In: Braun, T., Paaßen, B., Stolzenburg, F. (eds.): KI 2025: Advances in Artificial Intelligence, Lecture Notes in Computer Science, Vol. 15956, pp. 3-17, Springer, 2025

Augmenting Systematic Literature Reviews: A Human-AI Collaborative Framework

While Systematic Literature Reviews (SLRs) are integral to research by synthesizing existing knowledge and guiding future inquiry, the exponential increase in academic publications presents significant challenges to traditional, manual review methods, notably regarding scalability, efficiency, and researcher workload.
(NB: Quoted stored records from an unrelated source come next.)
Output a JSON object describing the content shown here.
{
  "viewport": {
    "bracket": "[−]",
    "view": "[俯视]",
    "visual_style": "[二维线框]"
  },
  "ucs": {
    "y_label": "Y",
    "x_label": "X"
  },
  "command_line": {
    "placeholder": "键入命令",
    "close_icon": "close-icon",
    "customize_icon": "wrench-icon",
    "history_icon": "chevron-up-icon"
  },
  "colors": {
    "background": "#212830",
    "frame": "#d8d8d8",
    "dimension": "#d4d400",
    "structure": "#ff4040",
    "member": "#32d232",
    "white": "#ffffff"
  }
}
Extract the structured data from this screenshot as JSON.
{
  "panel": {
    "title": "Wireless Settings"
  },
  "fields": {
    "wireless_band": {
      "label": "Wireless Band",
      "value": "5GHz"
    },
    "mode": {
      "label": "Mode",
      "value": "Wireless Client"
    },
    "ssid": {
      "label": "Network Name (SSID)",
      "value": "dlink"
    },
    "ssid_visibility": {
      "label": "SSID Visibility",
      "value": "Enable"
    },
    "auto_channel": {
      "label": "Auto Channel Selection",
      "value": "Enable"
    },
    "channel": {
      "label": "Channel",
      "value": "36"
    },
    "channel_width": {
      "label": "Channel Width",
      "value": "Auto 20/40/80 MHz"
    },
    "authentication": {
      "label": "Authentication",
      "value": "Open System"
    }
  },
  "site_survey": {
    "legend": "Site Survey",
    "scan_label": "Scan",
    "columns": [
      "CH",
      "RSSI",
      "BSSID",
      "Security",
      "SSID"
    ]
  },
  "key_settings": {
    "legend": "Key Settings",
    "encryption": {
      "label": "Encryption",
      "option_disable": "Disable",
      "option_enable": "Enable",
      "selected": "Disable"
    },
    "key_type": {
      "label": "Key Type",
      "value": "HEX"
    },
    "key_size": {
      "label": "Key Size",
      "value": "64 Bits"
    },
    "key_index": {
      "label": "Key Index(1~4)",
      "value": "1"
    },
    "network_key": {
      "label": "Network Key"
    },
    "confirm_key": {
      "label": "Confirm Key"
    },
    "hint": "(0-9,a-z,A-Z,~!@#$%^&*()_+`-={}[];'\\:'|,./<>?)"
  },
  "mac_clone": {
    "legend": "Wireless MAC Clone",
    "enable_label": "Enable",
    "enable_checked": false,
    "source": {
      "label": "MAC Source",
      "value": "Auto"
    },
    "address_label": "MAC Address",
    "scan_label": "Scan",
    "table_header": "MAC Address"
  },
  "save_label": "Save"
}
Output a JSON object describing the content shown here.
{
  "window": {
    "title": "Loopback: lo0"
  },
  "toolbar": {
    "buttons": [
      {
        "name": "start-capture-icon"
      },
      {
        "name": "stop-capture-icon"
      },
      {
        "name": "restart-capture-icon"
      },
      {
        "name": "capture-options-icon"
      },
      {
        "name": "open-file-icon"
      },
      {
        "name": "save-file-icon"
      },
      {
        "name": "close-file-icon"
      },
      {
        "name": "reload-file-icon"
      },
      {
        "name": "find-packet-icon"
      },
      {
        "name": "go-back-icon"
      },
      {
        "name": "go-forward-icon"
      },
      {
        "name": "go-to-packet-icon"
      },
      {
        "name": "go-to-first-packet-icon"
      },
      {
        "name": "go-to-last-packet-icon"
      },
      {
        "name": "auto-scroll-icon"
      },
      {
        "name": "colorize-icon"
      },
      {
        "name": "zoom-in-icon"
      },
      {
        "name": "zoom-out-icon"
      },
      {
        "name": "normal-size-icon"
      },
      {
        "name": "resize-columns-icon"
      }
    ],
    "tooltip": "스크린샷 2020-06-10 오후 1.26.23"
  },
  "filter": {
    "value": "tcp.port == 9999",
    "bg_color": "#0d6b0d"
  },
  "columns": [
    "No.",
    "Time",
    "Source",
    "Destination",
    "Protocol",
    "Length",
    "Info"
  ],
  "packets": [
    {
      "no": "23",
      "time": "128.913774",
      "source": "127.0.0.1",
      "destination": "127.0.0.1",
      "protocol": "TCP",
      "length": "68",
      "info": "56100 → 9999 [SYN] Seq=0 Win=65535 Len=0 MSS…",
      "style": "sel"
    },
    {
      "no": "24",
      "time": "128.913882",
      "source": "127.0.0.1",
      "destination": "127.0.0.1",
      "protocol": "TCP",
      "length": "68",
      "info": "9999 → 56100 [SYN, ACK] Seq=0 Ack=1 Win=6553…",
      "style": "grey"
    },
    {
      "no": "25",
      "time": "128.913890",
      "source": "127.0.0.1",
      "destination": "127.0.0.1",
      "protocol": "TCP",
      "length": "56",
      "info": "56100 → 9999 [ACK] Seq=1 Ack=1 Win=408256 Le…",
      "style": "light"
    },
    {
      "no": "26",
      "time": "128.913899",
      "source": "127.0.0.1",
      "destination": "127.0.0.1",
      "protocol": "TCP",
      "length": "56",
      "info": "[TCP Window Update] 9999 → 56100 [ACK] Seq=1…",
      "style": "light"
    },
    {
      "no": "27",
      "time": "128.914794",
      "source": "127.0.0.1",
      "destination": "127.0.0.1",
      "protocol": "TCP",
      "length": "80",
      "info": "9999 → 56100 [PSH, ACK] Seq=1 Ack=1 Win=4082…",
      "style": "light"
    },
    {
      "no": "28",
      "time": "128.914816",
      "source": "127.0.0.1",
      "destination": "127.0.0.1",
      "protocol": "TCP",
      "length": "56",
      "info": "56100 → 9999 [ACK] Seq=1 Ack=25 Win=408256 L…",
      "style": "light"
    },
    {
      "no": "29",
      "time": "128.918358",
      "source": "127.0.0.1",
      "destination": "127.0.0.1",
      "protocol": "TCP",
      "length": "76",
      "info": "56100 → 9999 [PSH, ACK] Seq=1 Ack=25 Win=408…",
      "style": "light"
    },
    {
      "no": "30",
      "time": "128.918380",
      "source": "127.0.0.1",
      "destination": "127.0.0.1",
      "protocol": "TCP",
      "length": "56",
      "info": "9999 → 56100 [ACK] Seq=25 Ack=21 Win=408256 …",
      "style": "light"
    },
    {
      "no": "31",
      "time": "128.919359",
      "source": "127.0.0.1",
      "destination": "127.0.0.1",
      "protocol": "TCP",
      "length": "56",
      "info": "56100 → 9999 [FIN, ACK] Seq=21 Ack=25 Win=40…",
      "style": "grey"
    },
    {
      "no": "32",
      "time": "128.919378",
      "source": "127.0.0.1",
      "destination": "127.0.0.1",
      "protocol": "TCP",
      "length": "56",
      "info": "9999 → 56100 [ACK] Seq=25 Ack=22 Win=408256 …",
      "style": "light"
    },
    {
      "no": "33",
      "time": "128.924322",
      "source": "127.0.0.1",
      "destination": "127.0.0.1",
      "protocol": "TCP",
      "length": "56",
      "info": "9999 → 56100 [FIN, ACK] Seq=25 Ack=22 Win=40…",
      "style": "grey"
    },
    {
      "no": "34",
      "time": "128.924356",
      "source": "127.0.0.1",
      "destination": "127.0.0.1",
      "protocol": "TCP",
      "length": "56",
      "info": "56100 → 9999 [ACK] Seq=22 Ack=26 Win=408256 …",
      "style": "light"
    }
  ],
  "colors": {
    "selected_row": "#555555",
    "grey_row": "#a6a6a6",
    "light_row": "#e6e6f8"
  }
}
Recent advancements in Artificial Intelligence (AI), particularly Large Language Models (LLMs), offer promising avenues for augmenting the SLR process. Nonetheless, integrating AI into literature reviews introduces methodological complexities, including maintaining accuracy, minimizing biases, and preserving scholarly rigor. To address these challenges, this paper introduces a structured AI-augmented SLR framework, systematically integrating AI capabilities into Wolfswinkel et al.’s [37] established Grounded Theory Literature Review Method. Our framework incorporates AI-driven relevance assessments, automated selection processes, and thematic content analysis, underpinned by rigorous human oversight to ensure reliability and interpretative validity. We empirically illustrate and evaluate our framework through a comparative study, replicating and extending a previously published human SLR. The evaluation assesses AI performance using key metrics such as type I and type II error rates across varying confidence thresholds. Results demonstrate substantial efficiency gains and effective accuracy in AI-assisted selection, highlighting the importance of carefully calibrated thresholds and continued human oversight. Our study contributes practical guidelines for effectively balancing AI automation with human scholarly judgment, offering a replicable methodological approach for researchers seeking to leverage AI capabilities without compromising methodological quality or academic integrity.